La Miviludes indique avoir été destinataire d’une quinzaine de signalements récents liés à Qanon, qui ont tous permis la constatation d’une forme « d’emprise » et « d’endoctrinement » chez les victimes, sans qu’il n’y ait pour autant de saisine judiciaire. « Ces personnes adhèrent totalement à la rhétorique complotiste de la mouvance QAnon en France, au point de réorienter tous leurs choix de vie en fonction de cette nouvelle vision du monde », précise l’entourage de Marlène Schiappa à 20 Minutes.

La porosité de QAnon à l’ensemble des discours complotistes et sa tendance à infiltrer les mouvements populaires, tels que celui des « gilets jaunes », inquiète Marlène Schiappa, qui craint des actions violentes du même type que celles perpétrées au Capitole américain le 6 janvier dernier, qui ont entraîné la mort de cinq personnes. En conséquence, elle a nommée une magistrate et un conseil d’orientation à la tête de la Miviludes, afin de pouvoir lutter « plus efficacement contre les dérives sectaires ». « J’ai également demandé aux préfets de mobilliser les services de police, de gendarmerie, et de renseignement sur leur territoire », indique la ministre déléguée.

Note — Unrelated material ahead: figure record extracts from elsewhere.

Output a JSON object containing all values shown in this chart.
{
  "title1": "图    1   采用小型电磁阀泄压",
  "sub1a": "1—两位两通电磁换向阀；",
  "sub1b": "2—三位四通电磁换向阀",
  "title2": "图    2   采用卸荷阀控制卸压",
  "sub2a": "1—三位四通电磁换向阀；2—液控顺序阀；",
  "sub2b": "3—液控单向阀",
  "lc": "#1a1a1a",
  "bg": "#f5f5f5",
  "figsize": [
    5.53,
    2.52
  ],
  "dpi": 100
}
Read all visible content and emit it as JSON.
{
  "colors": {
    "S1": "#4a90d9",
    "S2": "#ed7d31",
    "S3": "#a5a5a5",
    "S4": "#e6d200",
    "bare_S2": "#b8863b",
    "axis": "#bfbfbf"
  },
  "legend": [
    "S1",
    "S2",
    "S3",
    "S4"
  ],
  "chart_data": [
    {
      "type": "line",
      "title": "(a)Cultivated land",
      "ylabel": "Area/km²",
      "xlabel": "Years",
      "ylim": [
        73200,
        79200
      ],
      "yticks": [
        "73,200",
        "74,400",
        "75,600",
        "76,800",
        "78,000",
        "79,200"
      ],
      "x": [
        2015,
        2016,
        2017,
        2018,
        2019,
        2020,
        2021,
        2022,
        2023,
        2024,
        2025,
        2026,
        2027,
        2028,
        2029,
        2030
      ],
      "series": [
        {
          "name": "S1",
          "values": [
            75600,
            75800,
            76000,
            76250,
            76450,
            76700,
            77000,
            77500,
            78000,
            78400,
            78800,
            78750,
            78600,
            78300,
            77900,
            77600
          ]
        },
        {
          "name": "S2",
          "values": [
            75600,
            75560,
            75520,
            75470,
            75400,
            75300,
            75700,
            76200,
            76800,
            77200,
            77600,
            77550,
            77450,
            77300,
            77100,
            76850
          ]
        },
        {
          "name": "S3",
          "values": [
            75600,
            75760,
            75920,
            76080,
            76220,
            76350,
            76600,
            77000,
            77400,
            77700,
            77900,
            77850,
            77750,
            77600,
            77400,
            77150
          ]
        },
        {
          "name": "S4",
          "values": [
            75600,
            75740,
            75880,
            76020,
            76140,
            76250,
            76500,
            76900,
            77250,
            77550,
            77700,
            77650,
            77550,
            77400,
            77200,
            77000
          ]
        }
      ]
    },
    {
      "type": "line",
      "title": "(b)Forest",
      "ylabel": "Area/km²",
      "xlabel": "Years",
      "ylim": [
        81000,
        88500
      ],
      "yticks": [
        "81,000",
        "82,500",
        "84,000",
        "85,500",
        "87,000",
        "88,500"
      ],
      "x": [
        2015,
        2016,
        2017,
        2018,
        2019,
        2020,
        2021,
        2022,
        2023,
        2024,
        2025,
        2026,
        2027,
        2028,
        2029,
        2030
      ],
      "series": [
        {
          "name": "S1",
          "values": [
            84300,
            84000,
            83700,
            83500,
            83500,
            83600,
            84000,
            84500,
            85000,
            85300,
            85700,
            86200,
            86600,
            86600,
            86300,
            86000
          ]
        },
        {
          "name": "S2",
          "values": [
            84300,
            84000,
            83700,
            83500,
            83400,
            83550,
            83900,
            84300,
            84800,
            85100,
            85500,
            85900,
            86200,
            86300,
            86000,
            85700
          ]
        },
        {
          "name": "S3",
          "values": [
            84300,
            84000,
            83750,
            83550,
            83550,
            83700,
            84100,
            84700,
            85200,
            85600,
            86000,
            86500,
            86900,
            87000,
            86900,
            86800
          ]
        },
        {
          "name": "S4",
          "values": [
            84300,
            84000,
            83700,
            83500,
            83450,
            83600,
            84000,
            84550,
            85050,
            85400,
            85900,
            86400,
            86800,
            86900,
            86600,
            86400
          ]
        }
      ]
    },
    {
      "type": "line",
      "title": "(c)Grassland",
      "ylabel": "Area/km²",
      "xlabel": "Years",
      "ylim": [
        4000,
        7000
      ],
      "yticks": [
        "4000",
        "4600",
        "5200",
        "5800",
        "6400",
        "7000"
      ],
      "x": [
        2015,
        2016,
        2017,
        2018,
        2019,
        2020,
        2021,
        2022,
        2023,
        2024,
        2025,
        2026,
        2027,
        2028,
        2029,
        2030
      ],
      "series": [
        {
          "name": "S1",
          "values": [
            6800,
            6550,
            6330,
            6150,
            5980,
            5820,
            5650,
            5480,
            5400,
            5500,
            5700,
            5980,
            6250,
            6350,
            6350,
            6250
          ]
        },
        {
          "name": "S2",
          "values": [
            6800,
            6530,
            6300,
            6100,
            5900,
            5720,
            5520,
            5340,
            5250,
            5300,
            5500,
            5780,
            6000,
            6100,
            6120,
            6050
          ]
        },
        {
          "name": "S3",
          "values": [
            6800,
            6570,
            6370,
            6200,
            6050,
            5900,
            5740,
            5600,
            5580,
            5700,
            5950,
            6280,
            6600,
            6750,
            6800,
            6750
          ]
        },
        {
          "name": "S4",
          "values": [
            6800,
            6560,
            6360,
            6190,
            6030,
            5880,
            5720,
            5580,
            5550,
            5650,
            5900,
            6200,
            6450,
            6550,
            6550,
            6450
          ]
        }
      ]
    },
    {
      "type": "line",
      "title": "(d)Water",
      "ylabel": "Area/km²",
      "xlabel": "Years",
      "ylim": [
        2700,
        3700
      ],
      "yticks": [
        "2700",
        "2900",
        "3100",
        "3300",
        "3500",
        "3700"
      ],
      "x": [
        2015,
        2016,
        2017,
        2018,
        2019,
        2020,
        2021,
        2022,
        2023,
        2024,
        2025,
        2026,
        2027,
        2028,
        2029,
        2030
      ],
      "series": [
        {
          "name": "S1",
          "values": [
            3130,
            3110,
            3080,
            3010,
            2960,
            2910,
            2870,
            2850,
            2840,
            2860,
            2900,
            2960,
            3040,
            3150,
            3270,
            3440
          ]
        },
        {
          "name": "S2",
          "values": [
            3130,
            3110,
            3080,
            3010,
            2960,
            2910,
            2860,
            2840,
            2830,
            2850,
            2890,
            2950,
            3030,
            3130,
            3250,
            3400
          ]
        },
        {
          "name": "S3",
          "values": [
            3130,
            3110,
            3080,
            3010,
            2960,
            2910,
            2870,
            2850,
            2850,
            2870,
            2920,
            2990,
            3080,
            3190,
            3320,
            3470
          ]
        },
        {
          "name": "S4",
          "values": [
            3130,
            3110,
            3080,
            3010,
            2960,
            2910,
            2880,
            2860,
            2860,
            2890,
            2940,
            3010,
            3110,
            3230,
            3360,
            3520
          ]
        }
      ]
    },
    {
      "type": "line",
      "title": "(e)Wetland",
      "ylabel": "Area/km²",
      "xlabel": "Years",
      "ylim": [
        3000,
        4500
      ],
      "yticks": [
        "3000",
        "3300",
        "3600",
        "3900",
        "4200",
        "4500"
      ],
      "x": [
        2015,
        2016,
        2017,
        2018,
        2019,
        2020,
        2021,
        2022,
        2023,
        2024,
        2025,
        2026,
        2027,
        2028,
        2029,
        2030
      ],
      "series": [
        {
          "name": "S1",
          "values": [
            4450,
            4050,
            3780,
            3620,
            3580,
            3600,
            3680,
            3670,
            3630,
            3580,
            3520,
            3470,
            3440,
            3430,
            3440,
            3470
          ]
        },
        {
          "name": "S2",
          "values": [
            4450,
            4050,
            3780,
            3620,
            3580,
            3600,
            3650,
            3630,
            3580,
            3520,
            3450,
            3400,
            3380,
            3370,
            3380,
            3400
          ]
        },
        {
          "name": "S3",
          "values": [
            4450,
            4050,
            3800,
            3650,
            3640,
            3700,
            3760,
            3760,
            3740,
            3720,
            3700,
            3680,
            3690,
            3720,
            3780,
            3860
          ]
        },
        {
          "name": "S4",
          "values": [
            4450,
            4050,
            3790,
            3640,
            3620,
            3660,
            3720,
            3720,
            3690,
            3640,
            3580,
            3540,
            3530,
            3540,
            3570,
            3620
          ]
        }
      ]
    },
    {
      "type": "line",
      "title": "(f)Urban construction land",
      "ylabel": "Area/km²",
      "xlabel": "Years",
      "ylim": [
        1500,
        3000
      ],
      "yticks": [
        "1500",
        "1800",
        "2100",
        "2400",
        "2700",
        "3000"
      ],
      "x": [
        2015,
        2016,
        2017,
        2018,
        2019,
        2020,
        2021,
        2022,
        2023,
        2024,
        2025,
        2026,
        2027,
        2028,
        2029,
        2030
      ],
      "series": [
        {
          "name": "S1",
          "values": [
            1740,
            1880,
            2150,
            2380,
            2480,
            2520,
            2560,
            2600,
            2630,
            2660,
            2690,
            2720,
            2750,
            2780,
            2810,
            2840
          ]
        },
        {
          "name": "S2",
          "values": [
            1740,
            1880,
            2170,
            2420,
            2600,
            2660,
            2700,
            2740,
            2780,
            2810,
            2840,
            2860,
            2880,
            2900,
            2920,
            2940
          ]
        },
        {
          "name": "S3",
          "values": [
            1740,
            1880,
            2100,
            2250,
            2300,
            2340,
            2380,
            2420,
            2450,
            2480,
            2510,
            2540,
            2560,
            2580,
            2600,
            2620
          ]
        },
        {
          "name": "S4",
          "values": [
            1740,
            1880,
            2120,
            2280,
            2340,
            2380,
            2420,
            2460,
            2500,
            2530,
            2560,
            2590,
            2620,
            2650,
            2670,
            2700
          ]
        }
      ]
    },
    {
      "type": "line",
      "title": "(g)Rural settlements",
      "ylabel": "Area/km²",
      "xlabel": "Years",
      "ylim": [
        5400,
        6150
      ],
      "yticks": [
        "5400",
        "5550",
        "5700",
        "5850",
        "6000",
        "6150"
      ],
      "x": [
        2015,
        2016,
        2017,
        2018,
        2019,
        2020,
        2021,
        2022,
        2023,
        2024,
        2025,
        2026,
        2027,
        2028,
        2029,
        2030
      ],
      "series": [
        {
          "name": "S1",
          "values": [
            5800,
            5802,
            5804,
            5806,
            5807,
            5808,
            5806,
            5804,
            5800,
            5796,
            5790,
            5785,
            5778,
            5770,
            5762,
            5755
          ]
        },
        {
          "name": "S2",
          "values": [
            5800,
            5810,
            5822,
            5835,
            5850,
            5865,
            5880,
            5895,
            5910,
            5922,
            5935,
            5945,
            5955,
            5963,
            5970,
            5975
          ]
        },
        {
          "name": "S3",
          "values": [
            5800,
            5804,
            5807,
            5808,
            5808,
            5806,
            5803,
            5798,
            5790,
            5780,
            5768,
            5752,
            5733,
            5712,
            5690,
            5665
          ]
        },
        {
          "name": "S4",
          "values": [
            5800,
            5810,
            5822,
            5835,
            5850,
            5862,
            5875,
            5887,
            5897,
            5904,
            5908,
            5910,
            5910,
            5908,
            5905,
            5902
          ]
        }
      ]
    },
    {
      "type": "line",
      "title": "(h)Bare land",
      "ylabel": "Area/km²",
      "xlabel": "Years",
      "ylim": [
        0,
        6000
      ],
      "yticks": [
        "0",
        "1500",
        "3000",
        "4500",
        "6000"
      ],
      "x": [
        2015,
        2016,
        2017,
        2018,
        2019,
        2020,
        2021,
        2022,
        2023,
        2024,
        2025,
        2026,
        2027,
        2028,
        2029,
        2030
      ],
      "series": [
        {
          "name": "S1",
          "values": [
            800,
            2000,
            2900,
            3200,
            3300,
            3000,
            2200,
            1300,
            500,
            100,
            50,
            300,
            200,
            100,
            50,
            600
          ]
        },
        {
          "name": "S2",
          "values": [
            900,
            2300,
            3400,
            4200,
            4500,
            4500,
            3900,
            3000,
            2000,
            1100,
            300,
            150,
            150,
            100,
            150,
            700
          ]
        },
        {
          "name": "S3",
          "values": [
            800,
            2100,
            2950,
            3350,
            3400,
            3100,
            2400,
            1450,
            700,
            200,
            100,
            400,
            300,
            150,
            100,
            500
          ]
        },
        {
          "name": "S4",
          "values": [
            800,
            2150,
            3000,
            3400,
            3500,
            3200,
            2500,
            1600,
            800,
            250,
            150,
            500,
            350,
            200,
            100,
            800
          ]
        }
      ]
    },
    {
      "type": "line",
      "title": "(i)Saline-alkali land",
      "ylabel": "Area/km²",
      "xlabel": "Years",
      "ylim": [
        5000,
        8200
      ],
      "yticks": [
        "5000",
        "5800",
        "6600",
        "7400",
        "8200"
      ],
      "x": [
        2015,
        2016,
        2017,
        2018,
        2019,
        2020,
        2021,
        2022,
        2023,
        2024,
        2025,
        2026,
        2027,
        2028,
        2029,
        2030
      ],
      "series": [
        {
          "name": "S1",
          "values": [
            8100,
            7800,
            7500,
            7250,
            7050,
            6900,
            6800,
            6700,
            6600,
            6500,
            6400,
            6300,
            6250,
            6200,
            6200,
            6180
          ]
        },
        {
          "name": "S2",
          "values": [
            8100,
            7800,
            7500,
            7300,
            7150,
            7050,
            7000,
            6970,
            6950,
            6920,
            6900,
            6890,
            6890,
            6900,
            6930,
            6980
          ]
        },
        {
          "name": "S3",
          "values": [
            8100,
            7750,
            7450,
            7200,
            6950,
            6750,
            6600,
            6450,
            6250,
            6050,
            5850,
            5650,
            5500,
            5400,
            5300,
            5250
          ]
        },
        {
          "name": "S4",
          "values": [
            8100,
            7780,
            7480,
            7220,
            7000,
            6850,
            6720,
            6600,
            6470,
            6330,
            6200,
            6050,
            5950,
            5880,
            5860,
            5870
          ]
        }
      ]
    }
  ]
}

« Si l’élection avait lieu demain, les politiques auraient du souci à se faire »

QAnon a bénéficié, dans sa diffusion, d’un terreau pour le moins fertile dans l’Hexagone. Le baromètre de la confiance en politique, publié par le Cévipof et l’institut de sondage Opinion Way en février dresse le portrait d’un pays à bout de souffle. 41 % des sondés disent éprouver en premier lieu de la lassitude, et 34 %, de la morosité. « Cela s’accompagne d’une perception très négative des partis politiques, des médias, des syndicats et des femmes et des hommes politiques », note Bruno Cautrès, directeur de recherches au Cévipof.

Constatant la place de plus en plus importante des fausses nouvelles dans notre société, le Cévipof a inclus, pour la première fois, la réceptivité des sondés aux théories complotistes dans son baromètre. Les chiffres sont édifiants : 36 % des Français jugent probable que le ministère de la Santé soit de mèche avec l’industrie pharmaceutique pour cacher au grand public la réalité sur la nocivité des vaccins, tandis que 42 % des sondés estiment que la crise sanitaire fournit l’occasion au gouvernement de surveiller et de contrôler les citoyens. Des thèses largement défendues au sein de la mouvance QAnon et de la nébuleuse complotiste qui gravite autour.

« À la vue de ces chiffres, il est clair que jamais nous n’avons approché une élection présidentielle dans un climat aussi tendu, et que les politiques auraient du souci à se faire si elle avait lieu demain », juge Bruno Cautrès.

QAnon, une éponge complotiste

L’année 2020 a été particulièrement favorable aux discours complostistes, une véritable «infodémie », estime François-Bernard Huygues. Un constat partagé par Sylvain Delouvée, psychosociologue et maître de conférences, spécialiste des comportements irrationnels : « Se dire que les catastrophes dont nous sommes victimes ne sont pas le fruit du hasard, mais du complot d’une élite qui se cache peut être rassurant, aussi étrange que cela puisse paraître, car cela permet de désigner des coupables et d’avoir un ennemi à combattre. »

« J’ai quand même du mal à croire qu’une bande de zozos fanatiques de Donald Trump puisse mettre à mal le système démocratique français », nuance, perplexe, François-Bernard Huygues, directeur de recherches à l’Iris et président de l’Observatoire stratégique de l’information.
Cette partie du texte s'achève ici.